Let’s return to our cell, where a cellular photocopy has been made of a particular portion of a chromosome, a portion containing one particular gene, and it has been transported to the cytoplasm. We then face our next quandary: how is the information contained in our photocopy deciphered and used as a recipe for a protein?  

To answer this question we need to know what a protein is made of – whereupon we stumble upon a not-coincidental similarity with DNA and RNA. Proteins are also made of a series of building blocks joined together to form a long chain. However, the building blocks themselves are quite different. Unlike the four ‘letters’ of DNA and RNA – A, T, C and G for DNA, and A, U, C and G for RNA – proteins are made from twenty different building blocks, called amino acids. The role of the information stored in our gene (which has now been transferred to our cellular photocopy, RNA) is to determine the identity of each amino acid along the protein chain.

So, how does this happen? Enter a special biological machine called a ‘ribosome’. The ribosome is a protein assembly line: it constructs a protein by attaching one amino acid to another to form a chain-like structure. But it doesn’t just pick amino acids at random – picking any one of the twenty amino acids available to it, and bolting it to the end of the chain that it’s currently building. Instead, it ‘reads’ the RNA molecule – the ‘photocopy’ of our gene – and uses the information it contains to work out which amino acid should be added next. (I like to think of the ribosome as a modern-day Pac Man: just as the Pac Man of the 1980s computer game chomped its way along a string of blobs on the screen, the ribosome physically chomps its way along the RNA molecule, ‘reading’ the letters in sequence as it goes.)

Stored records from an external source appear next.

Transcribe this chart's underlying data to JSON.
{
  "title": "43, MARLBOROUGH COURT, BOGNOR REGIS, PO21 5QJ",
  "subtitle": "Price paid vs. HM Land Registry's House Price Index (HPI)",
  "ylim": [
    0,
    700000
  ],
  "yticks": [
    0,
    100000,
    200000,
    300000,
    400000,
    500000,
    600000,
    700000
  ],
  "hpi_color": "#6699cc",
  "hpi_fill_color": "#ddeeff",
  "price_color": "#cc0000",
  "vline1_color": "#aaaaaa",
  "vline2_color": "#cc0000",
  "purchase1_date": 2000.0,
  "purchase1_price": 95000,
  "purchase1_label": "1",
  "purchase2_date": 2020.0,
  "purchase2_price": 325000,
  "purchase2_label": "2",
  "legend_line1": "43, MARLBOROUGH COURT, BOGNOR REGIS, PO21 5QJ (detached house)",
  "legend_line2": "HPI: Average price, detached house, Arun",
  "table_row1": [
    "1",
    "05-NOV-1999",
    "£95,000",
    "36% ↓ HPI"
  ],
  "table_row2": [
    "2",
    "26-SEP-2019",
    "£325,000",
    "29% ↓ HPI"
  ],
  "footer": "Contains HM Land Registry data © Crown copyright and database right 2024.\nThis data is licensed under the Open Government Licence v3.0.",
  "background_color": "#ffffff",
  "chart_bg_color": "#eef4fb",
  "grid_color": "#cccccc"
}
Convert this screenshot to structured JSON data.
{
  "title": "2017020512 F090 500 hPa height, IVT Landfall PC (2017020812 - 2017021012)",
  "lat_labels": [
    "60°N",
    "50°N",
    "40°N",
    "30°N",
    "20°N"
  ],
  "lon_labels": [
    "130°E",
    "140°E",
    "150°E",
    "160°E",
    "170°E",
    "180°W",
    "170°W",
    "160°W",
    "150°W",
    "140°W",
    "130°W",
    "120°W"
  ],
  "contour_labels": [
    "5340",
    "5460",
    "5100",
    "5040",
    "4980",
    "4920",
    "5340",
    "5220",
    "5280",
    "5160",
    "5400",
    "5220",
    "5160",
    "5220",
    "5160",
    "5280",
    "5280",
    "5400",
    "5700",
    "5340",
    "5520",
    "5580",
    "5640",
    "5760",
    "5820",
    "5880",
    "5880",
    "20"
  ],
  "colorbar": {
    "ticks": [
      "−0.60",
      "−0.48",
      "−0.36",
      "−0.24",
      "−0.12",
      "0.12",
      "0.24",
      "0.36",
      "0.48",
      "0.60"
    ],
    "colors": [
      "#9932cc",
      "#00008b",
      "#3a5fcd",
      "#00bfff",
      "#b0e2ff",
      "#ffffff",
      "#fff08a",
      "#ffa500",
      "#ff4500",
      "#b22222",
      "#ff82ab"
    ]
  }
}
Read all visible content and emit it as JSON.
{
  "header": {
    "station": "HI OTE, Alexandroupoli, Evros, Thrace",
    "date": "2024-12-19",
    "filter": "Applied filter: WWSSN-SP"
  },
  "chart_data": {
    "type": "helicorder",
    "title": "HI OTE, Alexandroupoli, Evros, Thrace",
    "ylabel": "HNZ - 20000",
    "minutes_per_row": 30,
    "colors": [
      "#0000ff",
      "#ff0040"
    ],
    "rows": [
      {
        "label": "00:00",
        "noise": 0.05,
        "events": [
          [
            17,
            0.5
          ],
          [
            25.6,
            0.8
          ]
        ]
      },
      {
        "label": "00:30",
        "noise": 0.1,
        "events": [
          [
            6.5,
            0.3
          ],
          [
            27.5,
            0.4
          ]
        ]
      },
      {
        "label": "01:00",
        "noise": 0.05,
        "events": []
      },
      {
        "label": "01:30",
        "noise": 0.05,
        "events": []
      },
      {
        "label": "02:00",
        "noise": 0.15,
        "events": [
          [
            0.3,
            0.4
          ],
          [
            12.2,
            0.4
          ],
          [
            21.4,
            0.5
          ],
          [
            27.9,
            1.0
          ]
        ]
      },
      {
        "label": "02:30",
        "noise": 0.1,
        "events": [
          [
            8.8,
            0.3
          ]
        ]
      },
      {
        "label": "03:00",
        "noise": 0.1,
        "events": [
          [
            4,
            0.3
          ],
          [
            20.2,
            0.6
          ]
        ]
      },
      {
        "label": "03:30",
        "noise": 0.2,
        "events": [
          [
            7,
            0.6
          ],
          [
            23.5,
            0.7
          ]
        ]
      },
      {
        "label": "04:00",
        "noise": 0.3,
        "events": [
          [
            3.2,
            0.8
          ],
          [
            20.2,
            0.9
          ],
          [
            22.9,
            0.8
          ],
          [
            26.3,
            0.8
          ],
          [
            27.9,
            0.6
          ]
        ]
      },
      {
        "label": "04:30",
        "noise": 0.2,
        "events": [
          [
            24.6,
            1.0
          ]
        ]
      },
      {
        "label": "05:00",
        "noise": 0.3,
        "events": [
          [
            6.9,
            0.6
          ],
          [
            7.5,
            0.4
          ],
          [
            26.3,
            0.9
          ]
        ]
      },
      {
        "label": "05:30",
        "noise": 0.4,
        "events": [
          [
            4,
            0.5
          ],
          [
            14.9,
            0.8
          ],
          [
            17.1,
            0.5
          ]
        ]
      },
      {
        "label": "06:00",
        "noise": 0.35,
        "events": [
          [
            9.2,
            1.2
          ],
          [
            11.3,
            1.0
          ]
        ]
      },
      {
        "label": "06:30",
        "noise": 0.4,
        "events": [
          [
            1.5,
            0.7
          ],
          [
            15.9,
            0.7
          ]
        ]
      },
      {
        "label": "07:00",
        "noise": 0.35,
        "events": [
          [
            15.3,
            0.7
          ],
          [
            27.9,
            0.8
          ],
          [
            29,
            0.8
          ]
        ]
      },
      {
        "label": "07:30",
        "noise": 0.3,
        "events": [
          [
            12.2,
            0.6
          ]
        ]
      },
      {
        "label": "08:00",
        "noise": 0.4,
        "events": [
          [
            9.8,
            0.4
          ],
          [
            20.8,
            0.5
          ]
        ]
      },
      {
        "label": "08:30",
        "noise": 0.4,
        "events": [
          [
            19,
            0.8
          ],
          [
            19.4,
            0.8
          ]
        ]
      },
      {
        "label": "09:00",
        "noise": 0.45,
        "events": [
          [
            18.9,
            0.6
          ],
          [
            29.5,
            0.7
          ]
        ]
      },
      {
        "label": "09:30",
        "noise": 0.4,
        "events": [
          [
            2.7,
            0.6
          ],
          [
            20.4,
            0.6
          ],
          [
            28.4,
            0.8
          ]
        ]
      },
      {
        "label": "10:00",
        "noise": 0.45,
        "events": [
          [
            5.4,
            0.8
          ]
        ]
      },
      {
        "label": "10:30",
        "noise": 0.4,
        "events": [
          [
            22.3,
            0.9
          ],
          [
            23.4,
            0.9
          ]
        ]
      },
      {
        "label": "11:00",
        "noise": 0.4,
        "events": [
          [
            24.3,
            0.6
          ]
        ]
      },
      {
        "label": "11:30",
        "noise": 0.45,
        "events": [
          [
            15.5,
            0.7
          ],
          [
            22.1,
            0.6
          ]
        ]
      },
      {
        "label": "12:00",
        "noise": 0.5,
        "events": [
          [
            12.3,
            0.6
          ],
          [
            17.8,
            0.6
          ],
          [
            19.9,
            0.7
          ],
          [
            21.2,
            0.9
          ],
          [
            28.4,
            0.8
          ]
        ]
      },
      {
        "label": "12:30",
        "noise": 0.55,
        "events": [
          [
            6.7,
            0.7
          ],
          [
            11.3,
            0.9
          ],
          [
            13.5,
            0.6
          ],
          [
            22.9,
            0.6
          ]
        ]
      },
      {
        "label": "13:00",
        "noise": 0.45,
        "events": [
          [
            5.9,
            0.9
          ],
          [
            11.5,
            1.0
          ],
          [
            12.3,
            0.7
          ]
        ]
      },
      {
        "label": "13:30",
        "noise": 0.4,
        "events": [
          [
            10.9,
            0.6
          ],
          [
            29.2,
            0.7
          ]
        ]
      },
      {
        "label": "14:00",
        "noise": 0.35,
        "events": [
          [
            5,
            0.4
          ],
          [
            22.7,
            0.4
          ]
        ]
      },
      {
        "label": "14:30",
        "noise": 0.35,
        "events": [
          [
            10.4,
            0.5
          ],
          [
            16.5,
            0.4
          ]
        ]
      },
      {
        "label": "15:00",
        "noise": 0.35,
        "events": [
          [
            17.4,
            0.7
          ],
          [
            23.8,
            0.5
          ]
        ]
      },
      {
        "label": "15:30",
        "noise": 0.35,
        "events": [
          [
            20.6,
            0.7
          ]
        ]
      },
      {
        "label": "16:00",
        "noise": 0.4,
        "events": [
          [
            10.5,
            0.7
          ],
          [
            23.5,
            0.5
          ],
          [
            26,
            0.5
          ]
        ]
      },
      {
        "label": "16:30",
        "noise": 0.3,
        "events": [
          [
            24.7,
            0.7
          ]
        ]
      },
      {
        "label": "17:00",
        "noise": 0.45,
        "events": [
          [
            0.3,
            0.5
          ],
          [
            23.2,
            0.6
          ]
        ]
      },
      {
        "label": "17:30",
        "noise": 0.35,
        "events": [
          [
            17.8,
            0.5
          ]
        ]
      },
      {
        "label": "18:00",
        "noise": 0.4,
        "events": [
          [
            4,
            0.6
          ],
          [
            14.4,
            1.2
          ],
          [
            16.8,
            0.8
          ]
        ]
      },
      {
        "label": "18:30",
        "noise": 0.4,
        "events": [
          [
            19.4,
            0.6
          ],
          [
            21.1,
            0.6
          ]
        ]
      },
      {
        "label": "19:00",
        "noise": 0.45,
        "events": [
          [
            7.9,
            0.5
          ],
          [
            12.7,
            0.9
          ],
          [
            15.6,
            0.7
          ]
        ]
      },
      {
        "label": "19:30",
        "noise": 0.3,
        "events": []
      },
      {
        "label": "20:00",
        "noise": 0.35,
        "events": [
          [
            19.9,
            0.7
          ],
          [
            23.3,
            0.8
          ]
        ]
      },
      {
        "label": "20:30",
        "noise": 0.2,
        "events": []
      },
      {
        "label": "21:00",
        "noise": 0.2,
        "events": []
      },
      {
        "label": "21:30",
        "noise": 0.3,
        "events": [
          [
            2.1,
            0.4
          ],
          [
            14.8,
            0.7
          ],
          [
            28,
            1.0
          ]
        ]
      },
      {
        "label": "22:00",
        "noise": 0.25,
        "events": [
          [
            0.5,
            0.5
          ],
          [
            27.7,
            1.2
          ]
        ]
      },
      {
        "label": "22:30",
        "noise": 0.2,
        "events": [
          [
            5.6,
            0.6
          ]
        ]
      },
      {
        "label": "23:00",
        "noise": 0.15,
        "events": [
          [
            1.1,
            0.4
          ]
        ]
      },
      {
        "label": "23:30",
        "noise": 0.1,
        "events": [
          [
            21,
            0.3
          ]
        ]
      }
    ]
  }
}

But it’s not as straightforward as the ribosome reading the sequence of the RNA molecule one at a time,  and each letter of the RNA molecule referring neatly to one particular amino acid (after all, there are only four ‘letters’ in the RNA recipe, but twenty amino acids).  Instead, the ribosome scans the sequence of letters in the RNA molecule in groups of three; this three-letter barcode tells the ribosome which amino acid it needs to add next. So, a ribosome would encounter the sequence GCCUCAUGC and would read it three letters at a time to add the following three amino acids in sequence:
Alanine – Serine – Cysteine
[GCC]      [UCA]    [UGC]

This journey – from gene to protein – has brought us face-to-face with what some might consider the Holy Grail of biology. The ‘cipher’ used by the ribosome to decode a three-letter RNA sequence and translate it into the identity of an amino acid is called the ‘genetic code’ – a code so universal to life that it is used by every living organism on the planet, from the daffodils flowering in the garden as I write, to the cow whose milk is in the tea I’m currently drinking. It is a code that takes the simplicity of just four building blocks and opens it up into the complexity of life that each one of us represents.